Double trouble in China

http://atimes.com/atimes/Global_Economy/GECON-01-240614.html



Double trouble in China
By Martin Hutchinson
Jun 24, '14

Eight years ago, the accountants Ernst and Young got in trouble with the Chinese authorities for estimating the bad debts in the Chinese banking system at US$911 billion. It was especially tactless in that the major Chinese banks were mostly within months of launching IPOs in the international markets. Since then, the Chinese bad-loan problem has been swept under the rug, and we have had to make do with guesses about its scale.

China's spending "stimulus" in 2009, funded by the banks rather than by the Treasury as in the West, clearly made matters much worse. Following a recent study of the Chinese shadow banking system by the Financial Times, the current scale of the problem is becoming clear, and it has serious implications both for the Chinese past we have unquestioningly admired and the future we can expect.

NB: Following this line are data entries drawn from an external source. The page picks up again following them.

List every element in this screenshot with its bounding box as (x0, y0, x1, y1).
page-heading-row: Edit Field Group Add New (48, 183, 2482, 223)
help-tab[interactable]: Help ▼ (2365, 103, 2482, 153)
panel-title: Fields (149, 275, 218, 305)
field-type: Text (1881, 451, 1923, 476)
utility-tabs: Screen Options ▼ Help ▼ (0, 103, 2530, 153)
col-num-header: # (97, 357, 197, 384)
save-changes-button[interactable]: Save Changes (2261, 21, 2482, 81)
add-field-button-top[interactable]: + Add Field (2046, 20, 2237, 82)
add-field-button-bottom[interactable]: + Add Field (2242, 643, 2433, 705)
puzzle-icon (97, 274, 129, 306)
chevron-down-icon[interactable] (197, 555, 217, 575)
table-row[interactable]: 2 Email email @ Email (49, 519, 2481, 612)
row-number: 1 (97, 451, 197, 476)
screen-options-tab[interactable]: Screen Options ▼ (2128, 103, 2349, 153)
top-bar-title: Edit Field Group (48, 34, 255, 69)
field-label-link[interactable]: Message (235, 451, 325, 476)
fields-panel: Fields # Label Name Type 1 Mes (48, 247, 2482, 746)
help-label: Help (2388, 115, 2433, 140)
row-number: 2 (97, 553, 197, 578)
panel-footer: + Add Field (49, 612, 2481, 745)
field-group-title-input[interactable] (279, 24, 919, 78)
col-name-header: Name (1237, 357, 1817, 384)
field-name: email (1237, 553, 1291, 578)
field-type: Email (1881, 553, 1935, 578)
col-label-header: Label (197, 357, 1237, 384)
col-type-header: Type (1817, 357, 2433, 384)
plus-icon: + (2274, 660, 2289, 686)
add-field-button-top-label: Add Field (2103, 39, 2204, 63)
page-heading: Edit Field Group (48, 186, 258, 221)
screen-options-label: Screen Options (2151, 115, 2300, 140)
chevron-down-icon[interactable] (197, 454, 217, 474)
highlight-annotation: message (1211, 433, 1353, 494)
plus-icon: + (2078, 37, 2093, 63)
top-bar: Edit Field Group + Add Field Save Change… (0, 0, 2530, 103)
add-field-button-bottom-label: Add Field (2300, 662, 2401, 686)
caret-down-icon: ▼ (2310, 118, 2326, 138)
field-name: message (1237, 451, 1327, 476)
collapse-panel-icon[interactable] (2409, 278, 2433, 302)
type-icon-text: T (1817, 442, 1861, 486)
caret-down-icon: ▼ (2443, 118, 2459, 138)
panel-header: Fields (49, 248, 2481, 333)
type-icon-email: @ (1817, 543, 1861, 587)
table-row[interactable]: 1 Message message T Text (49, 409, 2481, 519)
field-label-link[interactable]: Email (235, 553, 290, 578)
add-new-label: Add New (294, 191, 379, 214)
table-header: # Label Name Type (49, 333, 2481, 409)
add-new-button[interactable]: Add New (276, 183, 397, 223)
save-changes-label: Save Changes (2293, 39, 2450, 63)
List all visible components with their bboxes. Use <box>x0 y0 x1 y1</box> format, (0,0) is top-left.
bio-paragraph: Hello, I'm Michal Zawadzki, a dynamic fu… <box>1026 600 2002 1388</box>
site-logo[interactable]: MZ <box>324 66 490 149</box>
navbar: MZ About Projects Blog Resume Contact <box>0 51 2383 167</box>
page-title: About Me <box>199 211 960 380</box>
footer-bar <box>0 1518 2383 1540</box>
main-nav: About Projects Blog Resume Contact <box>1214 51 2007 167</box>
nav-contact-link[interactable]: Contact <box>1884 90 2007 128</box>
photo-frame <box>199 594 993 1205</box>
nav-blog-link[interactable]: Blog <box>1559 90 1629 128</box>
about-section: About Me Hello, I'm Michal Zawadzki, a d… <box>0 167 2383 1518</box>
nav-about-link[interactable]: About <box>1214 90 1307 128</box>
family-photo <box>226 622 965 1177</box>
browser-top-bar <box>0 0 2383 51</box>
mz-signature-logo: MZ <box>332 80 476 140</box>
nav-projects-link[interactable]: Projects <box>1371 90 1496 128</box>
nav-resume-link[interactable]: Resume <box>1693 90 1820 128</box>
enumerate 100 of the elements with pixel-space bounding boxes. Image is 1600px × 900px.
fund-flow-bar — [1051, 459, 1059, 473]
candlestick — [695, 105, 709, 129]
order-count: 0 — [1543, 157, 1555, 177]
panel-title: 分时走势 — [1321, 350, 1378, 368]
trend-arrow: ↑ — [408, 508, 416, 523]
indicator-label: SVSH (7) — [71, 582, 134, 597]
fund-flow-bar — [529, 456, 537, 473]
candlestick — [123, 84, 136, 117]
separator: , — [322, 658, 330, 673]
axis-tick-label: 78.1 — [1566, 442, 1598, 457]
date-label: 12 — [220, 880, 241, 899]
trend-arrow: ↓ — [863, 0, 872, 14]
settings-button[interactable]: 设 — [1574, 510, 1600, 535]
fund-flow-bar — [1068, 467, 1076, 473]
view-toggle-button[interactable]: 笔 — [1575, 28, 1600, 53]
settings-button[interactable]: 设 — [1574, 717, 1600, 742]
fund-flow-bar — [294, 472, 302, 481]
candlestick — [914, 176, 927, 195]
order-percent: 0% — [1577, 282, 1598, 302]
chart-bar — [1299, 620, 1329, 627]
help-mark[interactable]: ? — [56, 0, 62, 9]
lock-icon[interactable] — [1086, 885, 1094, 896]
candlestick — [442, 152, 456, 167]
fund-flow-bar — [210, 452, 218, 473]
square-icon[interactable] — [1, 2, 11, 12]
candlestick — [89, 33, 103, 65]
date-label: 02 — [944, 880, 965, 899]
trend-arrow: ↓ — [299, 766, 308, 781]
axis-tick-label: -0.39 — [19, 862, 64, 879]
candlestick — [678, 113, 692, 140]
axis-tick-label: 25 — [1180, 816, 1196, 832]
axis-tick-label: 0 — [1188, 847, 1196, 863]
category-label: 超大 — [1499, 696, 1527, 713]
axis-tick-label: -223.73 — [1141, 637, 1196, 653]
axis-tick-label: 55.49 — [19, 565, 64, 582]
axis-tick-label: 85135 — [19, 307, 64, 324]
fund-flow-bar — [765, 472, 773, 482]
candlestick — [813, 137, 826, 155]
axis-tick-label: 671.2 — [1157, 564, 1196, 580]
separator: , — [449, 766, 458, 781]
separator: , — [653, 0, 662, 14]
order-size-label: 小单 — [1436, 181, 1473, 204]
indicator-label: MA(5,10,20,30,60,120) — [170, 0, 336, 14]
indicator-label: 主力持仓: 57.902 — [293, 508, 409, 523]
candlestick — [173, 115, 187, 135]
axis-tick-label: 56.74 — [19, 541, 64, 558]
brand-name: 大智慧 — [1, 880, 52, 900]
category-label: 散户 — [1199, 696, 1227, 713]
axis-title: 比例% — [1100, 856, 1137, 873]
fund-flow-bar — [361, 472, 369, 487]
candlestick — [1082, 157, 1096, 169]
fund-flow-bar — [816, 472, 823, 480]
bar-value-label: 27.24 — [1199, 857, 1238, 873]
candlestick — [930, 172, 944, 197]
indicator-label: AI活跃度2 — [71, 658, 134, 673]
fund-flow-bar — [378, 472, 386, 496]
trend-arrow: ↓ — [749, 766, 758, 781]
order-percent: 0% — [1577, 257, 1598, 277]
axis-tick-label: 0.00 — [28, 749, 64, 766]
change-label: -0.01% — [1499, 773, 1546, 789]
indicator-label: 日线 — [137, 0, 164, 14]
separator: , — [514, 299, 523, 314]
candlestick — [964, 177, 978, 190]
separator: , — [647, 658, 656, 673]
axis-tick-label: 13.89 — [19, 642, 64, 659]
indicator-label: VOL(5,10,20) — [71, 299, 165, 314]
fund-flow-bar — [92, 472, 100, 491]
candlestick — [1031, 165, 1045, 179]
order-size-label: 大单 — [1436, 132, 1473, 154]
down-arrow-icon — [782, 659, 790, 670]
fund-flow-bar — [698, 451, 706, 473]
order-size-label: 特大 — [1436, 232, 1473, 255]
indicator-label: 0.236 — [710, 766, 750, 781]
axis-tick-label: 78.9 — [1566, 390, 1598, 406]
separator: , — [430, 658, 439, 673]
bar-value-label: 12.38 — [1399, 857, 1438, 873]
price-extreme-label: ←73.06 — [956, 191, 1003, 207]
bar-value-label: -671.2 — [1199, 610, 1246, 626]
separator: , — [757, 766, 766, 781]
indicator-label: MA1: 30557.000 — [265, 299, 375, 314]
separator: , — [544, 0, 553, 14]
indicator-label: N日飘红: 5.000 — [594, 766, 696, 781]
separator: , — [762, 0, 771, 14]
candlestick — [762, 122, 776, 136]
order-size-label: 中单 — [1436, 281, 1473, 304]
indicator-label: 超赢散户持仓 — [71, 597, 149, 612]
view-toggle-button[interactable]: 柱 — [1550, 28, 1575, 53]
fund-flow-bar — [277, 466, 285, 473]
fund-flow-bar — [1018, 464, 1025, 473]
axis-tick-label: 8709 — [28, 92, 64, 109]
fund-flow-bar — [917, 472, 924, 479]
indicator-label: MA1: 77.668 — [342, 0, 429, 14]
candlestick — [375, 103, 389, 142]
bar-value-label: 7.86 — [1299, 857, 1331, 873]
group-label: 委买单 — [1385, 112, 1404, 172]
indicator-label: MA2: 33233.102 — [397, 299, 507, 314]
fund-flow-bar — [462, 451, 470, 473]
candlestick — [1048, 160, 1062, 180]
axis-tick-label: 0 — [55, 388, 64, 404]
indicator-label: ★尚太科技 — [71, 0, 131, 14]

China's shadow banking sector has grown exponentially since the government started pulling back on the traditional banking system at the end of 2009. Since 2007, shadow banks provided more than 30 trillion yuan ($4.8 trillion) of loans. Together with the banking system, they expanded loans by 87% of Gross Domestic Product (GDP) since 2006, according to the FT.

That's more than double the expansion in US credit from 2002 to 2007, and it indicates the potential for a severe crisis. More than 10,000 "local-government financing vehicles" have been set up to circumvent local-government borrowing limits. By the end of 2013, they held more than 31% of GDP in off-budget financing. Total debt in the Chinese economy has risen from 130% of GDP in 2008 to 220% in 2013, with assets in the formal and informal banking sector increasing from $10 trillion to $25 trillion.